Debt financing is basically money that you borrow to run your business. It is divided into two categories, based on the type of loan you are seeking: long term debt financing and short term debt financing.


Long Term Debt Financing applies to assets your business is purchasing, such as equipment, buildings, land, or machinery. With long term debt financing, the scheduled repayment of the loan and the estimated useful life of the assets extends over more than one year.


Short Term Debt Financing applies to money needed for the
day-to-day operations of the business, such as purchasing inventory,
supplies, or paying the wages of employees. Short term financing is referred to as an operating loan or short term loan because scheduled repayment takes place in less than one year.


Debt financing is attractive because you do not have to sacrifice any ownership interests in your business, interest on the loan is deductible, and the financing cost is a relatively fixed expense.


Selecting a bank or conventional lender

Banks include traditional savings banks, savings and loans, and commercial banks, and are generally the first place small business owners think of when looking for institutional financing.


Credit unions can offer generous terms to their members, but make mostly consumer loans.


Consumer finance companies may be willing to make higher-interest loans to higher-risk borrowers.


Commercial finance companies may be worth considering if you need a loan for inventory or equipment purchases.


Types of bank loans

Working capital lines of credit for the ongoing cash needs of the business


Credit cards: higher-interest, unsecured revolving credit


Short-term commercial loans for one to three years


Longer-term commercial loans: generally secured by real estate or other major assets


Equipment leasing for assets you don't want to buy outright


Letters of credit for businesses engaged in international trade



Direct and indirect costs
The final cost of borrowing money often involves much more than just the interest rate. A variety of other monetary and nonmonetary costs should be considered in determining the real cost of borrowing.

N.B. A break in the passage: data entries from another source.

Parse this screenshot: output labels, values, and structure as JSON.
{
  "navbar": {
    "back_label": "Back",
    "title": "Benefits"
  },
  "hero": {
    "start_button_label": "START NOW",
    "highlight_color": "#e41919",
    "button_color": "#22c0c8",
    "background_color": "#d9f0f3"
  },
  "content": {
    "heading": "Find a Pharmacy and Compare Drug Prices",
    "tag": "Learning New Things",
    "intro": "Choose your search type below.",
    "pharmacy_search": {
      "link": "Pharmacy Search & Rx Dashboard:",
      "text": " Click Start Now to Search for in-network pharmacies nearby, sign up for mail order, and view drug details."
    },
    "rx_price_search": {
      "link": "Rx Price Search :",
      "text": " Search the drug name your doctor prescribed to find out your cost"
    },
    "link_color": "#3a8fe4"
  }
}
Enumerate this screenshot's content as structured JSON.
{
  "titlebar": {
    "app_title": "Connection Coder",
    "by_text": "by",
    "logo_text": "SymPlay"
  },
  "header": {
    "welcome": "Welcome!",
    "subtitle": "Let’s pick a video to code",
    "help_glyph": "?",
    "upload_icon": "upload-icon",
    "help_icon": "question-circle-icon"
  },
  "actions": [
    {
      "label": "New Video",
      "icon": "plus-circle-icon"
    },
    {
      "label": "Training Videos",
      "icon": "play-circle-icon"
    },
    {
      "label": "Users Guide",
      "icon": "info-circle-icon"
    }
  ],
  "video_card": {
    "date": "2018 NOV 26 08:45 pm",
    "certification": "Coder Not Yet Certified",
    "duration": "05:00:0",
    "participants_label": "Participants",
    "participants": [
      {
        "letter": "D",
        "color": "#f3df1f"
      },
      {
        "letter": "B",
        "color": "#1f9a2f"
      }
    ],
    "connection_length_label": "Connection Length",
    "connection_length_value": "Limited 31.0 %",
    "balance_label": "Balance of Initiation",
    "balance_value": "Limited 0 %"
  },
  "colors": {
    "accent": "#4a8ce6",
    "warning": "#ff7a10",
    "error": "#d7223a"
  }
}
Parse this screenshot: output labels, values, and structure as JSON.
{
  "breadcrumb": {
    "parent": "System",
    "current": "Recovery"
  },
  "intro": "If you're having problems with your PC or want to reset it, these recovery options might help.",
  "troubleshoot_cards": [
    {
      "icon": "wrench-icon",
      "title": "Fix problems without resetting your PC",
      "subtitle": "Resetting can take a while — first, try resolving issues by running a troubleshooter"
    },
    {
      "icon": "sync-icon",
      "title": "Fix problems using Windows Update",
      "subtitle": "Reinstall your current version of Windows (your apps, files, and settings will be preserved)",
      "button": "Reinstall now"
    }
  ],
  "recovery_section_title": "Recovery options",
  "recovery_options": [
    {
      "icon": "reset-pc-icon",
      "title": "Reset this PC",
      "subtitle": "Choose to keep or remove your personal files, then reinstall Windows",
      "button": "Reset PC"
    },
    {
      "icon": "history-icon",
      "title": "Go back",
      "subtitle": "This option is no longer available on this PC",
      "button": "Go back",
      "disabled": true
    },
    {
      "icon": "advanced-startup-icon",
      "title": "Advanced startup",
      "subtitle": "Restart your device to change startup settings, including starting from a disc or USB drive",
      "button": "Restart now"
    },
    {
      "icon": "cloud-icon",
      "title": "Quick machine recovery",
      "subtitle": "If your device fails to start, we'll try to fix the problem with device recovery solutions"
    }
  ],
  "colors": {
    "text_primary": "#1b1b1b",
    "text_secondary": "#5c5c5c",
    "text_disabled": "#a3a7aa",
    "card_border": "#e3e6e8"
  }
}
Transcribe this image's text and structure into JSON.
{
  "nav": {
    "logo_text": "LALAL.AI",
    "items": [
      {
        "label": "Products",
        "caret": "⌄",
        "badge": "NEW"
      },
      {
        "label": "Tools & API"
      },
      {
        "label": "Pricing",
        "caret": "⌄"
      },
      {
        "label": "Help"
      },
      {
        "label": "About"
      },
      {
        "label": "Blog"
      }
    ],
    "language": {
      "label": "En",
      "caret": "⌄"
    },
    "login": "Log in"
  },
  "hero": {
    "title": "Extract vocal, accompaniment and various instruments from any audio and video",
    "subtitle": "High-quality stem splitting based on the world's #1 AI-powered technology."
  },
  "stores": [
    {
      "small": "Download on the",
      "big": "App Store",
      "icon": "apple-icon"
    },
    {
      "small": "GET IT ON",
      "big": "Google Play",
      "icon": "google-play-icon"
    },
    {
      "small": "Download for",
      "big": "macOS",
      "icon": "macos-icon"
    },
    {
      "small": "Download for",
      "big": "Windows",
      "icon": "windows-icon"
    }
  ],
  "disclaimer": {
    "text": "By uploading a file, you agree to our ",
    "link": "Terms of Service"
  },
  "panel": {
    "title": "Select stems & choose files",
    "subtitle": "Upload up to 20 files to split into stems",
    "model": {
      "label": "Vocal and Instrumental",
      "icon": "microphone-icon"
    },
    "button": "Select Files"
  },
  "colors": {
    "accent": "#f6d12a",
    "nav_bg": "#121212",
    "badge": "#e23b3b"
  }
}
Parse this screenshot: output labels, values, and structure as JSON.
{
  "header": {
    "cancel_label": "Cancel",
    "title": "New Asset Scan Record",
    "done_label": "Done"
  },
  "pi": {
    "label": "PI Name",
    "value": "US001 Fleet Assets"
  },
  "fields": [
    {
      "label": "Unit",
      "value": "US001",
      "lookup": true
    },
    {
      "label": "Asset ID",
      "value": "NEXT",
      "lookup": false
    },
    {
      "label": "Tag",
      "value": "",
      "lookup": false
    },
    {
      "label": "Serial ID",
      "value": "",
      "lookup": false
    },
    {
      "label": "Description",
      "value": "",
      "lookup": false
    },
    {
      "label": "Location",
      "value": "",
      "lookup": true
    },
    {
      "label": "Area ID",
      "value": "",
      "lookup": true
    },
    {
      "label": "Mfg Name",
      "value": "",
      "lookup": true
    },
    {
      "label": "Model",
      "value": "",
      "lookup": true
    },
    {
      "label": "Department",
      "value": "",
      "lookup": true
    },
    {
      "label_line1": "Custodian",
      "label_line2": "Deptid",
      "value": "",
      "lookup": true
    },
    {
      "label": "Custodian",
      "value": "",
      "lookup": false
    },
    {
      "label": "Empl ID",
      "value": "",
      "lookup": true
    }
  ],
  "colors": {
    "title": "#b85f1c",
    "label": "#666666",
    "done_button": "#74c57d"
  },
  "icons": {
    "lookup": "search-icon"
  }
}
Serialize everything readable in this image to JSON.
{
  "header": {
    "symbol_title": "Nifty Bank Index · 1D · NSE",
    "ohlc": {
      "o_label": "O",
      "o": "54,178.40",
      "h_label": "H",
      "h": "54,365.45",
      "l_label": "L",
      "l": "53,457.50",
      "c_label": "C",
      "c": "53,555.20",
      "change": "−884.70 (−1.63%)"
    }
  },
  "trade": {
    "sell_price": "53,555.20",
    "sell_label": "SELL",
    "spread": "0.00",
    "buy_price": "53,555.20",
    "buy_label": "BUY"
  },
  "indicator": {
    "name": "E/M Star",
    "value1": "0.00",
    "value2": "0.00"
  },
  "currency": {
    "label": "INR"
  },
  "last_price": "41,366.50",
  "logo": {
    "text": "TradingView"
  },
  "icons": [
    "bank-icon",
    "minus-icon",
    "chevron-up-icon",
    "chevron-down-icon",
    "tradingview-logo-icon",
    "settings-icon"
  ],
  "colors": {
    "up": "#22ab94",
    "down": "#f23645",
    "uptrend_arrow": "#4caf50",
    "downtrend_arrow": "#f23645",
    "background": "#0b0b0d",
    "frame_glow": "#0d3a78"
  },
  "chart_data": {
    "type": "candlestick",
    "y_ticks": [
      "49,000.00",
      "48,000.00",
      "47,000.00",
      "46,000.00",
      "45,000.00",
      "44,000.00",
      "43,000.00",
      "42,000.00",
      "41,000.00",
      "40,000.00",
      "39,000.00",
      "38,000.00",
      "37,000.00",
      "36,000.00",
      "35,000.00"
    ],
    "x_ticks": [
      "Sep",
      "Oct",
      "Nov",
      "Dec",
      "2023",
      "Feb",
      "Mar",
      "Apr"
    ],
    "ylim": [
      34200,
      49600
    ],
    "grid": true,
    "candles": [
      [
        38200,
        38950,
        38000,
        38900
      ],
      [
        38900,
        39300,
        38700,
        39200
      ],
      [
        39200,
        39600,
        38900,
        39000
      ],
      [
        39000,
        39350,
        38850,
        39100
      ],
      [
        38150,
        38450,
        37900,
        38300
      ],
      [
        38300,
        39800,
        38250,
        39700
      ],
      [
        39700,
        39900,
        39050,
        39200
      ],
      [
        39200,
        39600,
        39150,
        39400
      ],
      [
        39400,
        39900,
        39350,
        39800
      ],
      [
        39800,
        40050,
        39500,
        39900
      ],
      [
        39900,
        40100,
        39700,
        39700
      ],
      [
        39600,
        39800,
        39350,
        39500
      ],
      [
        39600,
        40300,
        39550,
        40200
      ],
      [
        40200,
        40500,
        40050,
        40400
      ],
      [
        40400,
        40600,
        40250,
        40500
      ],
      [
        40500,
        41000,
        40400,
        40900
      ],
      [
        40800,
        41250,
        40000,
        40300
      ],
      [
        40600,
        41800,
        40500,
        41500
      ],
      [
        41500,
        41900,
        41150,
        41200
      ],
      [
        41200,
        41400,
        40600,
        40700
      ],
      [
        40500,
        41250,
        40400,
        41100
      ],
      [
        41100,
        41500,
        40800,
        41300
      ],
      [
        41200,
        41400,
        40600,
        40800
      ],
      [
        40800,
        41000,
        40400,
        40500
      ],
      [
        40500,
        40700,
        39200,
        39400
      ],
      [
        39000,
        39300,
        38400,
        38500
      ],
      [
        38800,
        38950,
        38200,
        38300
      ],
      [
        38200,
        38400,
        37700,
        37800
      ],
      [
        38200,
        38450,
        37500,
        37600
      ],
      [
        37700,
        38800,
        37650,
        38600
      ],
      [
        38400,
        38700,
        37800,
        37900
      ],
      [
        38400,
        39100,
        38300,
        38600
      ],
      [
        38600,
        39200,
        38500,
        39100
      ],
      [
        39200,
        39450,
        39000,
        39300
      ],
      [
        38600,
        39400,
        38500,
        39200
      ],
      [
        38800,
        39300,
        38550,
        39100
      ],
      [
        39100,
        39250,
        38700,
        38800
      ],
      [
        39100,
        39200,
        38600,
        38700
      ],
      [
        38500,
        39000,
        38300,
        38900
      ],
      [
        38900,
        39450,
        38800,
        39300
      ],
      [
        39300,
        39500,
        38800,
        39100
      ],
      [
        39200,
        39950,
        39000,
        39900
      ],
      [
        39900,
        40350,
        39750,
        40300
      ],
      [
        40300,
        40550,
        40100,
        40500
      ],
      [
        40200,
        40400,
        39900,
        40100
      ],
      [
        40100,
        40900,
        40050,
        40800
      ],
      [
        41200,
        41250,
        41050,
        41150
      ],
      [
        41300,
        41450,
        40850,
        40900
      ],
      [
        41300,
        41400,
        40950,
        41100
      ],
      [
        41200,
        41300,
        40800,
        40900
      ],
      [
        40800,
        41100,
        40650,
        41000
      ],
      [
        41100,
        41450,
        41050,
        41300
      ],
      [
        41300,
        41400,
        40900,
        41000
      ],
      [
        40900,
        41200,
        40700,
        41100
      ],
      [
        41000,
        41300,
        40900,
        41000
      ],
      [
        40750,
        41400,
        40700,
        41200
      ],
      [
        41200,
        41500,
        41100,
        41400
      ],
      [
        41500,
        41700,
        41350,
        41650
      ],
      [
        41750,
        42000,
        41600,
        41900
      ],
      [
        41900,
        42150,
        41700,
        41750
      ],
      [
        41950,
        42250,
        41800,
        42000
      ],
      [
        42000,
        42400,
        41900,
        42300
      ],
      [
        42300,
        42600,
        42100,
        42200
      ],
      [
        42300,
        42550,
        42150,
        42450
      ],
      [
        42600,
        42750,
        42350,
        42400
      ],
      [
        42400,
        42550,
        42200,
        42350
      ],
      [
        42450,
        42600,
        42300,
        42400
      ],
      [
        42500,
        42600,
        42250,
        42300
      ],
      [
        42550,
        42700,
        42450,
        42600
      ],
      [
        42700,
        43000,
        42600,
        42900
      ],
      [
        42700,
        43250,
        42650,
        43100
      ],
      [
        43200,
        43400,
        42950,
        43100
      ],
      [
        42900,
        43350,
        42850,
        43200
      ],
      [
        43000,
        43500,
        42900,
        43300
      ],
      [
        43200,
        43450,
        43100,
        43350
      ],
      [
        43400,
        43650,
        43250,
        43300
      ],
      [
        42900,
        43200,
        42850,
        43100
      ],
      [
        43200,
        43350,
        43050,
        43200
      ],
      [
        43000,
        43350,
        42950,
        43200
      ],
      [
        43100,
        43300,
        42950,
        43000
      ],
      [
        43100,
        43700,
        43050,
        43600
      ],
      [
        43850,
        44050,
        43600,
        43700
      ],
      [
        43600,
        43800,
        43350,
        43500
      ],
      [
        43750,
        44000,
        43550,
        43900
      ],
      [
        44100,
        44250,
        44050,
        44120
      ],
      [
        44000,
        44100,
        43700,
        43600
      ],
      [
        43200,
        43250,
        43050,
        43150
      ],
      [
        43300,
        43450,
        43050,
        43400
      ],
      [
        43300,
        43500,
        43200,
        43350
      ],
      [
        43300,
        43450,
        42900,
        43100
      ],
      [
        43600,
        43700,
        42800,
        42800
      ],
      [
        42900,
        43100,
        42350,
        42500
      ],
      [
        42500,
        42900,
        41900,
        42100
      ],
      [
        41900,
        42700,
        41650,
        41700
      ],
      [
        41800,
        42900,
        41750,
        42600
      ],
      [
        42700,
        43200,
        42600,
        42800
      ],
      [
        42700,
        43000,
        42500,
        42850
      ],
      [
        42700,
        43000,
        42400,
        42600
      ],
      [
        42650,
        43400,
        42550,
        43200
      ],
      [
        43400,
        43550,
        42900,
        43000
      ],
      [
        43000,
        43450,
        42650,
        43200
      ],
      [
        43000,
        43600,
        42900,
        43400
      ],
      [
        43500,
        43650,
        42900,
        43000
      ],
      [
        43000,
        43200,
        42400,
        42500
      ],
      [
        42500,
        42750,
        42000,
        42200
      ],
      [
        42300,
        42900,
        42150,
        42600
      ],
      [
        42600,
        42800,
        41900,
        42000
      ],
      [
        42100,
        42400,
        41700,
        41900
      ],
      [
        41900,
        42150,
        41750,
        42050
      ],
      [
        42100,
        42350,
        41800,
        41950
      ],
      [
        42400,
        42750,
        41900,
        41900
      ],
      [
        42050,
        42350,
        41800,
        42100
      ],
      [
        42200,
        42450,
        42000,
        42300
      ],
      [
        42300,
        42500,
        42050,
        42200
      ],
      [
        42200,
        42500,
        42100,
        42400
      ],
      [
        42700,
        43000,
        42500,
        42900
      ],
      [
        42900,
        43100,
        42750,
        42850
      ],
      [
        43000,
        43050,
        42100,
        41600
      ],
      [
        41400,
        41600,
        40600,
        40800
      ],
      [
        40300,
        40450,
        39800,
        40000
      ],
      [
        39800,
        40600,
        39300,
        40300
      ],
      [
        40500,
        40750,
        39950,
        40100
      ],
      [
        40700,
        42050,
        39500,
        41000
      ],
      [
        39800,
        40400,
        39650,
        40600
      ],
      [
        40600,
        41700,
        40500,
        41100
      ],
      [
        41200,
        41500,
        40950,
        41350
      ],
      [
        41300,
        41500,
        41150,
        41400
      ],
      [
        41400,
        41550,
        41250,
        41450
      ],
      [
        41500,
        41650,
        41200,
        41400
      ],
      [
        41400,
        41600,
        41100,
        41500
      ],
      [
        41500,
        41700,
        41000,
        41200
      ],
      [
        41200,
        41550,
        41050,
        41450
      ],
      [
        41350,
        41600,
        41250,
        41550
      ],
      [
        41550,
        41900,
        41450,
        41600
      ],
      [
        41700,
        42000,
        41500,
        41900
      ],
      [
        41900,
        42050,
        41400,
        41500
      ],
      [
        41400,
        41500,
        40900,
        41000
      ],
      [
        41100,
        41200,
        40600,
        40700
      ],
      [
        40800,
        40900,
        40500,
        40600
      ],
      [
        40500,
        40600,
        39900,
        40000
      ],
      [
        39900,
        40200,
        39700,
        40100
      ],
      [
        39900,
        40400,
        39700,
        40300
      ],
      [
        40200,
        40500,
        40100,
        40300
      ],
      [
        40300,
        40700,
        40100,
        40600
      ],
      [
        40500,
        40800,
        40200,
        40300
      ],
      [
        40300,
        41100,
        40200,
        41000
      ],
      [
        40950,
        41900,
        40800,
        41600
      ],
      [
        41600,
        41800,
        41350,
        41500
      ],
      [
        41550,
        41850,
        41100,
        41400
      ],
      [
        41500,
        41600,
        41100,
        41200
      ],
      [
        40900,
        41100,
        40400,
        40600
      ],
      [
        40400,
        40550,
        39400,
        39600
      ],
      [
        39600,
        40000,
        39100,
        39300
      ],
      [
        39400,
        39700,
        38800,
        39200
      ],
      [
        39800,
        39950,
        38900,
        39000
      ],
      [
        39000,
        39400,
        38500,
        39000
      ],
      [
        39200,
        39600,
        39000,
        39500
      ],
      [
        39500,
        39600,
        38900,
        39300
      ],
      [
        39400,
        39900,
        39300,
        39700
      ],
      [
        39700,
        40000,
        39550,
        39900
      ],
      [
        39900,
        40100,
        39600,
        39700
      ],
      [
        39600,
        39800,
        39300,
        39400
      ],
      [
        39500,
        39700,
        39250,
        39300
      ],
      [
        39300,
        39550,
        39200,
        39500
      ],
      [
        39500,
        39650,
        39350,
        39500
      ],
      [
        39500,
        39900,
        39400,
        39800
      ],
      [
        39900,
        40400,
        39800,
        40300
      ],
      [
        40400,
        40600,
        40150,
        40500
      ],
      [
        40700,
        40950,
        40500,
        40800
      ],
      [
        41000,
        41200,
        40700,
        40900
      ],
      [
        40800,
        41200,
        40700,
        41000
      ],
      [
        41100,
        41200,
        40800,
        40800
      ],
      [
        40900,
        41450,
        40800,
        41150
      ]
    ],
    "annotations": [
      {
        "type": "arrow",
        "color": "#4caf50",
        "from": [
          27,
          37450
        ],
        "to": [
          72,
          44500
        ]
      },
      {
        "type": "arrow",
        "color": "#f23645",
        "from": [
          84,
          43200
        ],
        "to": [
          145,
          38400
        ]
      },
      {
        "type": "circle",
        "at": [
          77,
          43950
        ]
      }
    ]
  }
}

Consider: 1) direct financial costs, such as interest rates, points, penalties, and required account balances, 2) indirect costs and loan conditions, such as periodic financial reporting, maintenance of certain financial covenants, and 3) subordination agreements personal guarantees needed to obtain the loan.


What banks look for
1)credit history of the borrower
2)cash flow history and projections for the business
3)collateral that is available to secure the loan
4)character of the borrower
5)loan documentation that includes business and personal financial statements, income tax returns, and frequently a business plan.


Asset-based financing
To generate working capital or to meet specific short-term cash needs, small businesses may use certain short-term assets as collateral for commercial loans. Common types of asset-based financing are:

1) Accounts receivable financing uses the receivables as collateral. As the business collects the receivables, the proceeds are used to repay the loan or line of credit.
2) Inventory financing is a similar type of loan, using inventory as collateral.
3) Factoring is a process whereby accounts receivable are actually sold to a third party (the factor) for a discount price, after which the factor takes on the job of collections.


Leasing assets, rather than purchasing them, is a form of financing because it avoids the large downpayment frequently required for asset purchases and it frees up funds for other business expenditures. However, you should be aware that leasing from conventional lenders may be difficult for startup businesses because traditional lenders require an operating history from prospective lessees.


Trade credit
Suppliers can often provide an easily available way to supplement conventional borrowing. Startup businesses may benefit from shopping for prospective suppliers as soon as the entrepreneur has a business location picked out


Life insurance companies
Your existing policy can be a source for low-interest policy loans.